Je n’osais demander les détails, que je brûlais de connaître. Maxime devina ma curiosité et avec un sourire indécis :

— Au fait, je puis bien le dire… Je me bats avec Guillemin… Il m’a provoqué publiquement…

— Mais à quel propos ?

— J’ai été imprudent… Une allusion maladroite à des faits connus seulement de lui et de moi a donné l’éveil. On a acheté le secrétaire de Chalbert… Tu devines le reste. Le marquis des Meuilles, épeuré, se prive de mes services. Guillemin m’a insulté dans une brasserie du boulevard. Je l’ai souffleté. Nos témoins discutent et pérorent.

Il se leva :

— Je me retire… en m’excusant de t’avoir dérangée.
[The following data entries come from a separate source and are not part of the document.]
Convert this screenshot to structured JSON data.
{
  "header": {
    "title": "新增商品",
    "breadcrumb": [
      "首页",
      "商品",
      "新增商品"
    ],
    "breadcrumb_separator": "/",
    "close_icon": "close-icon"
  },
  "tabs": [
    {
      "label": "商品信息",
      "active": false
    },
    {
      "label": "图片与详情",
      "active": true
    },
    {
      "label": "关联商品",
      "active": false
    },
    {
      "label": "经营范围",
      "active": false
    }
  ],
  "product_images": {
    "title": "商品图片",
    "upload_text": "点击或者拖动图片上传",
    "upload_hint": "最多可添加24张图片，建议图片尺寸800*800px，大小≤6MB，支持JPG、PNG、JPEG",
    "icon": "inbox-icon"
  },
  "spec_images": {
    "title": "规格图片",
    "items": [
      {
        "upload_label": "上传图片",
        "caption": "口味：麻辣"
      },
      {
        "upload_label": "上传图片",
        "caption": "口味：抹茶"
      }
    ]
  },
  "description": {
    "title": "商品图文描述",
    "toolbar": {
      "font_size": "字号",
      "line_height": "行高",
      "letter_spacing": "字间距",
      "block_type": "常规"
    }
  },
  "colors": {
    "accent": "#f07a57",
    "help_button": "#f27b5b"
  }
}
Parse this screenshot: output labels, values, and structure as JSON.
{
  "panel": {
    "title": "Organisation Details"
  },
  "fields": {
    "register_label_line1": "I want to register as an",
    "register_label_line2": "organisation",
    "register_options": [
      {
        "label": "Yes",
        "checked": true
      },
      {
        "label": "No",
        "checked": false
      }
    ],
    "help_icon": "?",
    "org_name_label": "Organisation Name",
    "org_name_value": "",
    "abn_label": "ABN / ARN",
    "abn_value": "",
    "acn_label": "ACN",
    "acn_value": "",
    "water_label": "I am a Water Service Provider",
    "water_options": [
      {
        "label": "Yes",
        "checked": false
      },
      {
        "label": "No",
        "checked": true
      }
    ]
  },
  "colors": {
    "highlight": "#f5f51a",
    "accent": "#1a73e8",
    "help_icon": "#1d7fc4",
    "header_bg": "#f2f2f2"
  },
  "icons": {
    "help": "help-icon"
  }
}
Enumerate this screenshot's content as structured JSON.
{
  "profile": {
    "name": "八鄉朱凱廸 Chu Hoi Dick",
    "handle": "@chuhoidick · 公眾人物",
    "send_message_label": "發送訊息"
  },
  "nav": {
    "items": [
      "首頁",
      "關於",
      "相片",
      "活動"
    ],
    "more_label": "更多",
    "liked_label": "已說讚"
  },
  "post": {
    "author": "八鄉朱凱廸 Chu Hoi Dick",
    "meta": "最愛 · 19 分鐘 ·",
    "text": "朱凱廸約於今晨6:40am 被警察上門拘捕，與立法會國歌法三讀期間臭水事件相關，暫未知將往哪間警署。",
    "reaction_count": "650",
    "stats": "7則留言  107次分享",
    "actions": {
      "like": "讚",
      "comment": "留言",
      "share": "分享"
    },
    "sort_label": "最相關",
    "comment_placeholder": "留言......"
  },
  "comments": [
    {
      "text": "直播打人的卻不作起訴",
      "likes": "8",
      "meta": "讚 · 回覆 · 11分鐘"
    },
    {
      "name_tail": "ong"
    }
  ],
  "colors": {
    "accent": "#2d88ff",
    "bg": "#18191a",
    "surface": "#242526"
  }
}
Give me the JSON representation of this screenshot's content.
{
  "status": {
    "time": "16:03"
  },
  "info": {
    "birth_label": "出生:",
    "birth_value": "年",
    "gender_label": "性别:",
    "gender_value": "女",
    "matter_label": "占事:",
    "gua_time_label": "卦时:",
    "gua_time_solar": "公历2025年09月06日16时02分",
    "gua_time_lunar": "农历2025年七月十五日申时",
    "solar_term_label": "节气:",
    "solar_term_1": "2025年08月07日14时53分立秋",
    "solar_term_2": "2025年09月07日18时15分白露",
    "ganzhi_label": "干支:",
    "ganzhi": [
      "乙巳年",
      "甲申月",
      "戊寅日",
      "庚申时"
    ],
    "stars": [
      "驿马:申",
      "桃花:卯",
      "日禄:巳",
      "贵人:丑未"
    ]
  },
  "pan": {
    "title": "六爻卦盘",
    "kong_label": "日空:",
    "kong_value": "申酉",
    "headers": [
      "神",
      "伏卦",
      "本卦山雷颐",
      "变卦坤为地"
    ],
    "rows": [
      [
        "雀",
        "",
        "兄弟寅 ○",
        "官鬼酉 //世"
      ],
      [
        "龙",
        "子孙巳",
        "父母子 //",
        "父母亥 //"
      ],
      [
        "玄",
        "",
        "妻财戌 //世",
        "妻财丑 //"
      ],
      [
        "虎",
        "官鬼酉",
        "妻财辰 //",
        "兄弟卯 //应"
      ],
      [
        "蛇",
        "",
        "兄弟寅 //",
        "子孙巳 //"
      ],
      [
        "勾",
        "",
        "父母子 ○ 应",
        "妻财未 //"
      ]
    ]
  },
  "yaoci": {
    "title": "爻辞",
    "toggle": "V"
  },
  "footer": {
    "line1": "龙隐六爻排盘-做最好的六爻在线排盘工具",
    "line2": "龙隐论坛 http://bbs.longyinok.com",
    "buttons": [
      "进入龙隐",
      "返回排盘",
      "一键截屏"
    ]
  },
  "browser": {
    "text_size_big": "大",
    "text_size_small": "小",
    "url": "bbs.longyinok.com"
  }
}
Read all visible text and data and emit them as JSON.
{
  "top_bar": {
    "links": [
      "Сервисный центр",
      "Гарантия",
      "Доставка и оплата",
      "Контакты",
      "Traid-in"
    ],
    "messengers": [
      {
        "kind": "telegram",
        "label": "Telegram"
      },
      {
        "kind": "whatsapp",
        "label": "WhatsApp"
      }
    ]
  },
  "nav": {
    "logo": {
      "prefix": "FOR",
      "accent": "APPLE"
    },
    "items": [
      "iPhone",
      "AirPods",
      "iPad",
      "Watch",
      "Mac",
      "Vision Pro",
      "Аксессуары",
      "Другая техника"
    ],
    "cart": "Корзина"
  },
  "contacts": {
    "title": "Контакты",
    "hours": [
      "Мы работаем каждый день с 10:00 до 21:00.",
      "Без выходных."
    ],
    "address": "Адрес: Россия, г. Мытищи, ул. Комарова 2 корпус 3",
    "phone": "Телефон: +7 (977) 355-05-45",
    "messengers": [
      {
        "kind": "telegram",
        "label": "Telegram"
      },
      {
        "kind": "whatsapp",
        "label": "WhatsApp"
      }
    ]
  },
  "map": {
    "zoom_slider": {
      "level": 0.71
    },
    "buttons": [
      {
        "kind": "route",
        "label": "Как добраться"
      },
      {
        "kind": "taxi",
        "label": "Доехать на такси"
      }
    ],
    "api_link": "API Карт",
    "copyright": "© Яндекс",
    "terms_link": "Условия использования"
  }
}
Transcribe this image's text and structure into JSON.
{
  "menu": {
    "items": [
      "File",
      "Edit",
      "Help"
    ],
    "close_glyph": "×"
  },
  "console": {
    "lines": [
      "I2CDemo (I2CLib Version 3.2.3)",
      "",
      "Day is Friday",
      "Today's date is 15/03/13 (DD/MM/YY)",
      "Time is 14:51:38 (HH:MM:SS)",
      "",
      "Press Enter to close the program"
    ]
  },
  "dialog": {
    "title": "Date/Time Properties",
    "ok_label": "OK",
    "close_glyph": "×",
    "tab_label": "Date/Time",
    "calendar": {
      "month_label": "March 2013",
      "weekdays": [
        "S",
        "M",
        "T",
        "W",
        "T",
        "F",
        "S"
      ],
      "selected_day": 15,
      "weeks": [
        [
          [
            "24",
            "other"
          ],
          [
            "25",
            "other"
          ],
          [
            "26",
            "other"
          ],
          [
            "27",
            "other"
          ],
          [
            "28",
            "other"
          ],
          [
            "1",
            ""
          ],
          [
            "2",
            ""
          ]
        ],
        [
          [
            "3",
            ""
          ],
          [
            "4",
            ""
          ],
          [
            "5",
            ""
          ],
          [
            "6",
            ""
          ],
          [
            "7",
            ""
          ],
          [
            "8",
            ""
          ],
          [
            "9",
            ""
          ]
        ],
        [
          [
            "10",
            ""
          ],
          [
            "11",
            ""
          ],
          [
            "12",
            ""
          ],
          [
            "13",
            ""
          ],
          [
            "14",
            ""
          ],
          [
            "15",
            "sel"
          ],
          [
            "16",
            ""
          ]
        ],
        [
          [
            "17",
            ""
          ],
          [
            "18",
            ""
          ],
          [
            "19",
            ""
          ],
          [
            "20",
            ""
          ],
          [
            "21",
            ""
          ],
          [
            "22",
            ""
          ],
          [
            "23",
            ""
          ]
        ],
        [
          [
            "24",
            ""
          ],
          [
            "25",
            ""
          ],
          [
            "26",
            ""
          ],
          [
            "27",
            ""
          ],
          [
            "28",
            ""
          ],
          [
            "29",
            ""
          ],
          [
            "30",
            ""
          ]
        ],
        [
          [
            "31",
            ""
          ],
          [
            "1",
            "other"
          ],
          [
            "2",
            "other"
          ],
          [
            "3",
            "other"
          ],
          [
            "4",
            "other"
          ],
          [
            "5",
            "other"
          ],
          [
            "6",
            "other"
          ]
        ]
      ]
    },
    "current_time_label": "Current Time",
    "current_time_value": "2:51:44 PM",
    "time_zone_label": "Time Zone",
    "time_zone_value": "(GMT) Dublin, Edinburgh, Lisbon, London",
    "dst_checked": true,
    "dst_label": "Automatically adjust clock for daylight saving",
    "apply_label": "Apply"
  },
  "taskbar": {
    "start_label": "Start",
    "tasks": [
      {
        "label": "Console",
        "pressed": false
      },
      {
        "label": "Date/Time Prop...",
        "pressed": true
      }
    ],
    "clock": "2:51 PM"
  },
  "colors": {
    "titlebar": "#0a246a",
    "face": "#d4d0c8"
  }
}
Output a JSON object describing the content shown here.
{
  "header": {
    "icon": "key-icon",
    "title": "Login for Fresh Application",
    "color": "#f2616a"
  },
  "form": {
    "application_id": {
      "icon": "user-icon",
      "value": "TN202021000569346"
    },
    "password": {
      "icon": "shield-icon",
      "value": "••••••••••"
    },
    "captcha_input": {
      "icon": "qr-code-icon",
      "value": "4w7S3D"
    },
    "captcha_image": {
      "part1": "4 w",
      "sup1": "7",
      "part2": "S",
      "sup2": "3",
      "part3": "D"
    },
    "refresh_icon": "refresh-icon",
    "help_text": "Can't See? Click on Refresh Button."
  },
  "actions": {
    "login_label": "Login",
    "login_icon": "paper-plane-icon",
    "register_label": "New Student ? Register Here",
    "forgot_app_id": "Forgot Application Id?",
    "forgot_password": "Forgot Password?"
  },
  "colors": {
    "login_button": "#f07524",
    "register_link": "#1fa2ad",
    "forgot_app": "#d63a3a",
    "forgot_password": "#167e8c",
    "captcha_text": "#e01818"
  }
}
Je le regardai et dans son attitude, hautaine encore, je crus voir percer le découragement et le dégoût du lutteur vaincu d’avance. Comme se parlant à lui-même, il murmura :

— C’est drôle… Il me semble que je ne hais plus Guillemin. Il avait de bonnes raisons de n’être pas content, ce pauvre diable !… Je n’ai aucun désir de le tuer, tandis qu’il grille d’envie de me pourfendre… Il y a des moments comme cela où tout vous devient indifférent…

Je me taisais. Il fit quelques pas vers la porte. Puis se tournant vers moi :

— Écoute, dit-il avec un effort visible… J’ai quelque chose encore a te dire.

— Parle.

— Si je pars, je suivrai Sidley. Il a obtenu de son journal une mission en Guyane. Il se peut que je l’accompagne. Je lui dois de l’argent et il n’entend rien perdre, en bon Yankee. Mais, puisque je refais ma vie, puisque je jette mon passé derrière moi, je suis résolu a ne rien garder de ce passé, plus douloureux que tu ne peux le croire. Oh ! qu’il n’en subsiste rien !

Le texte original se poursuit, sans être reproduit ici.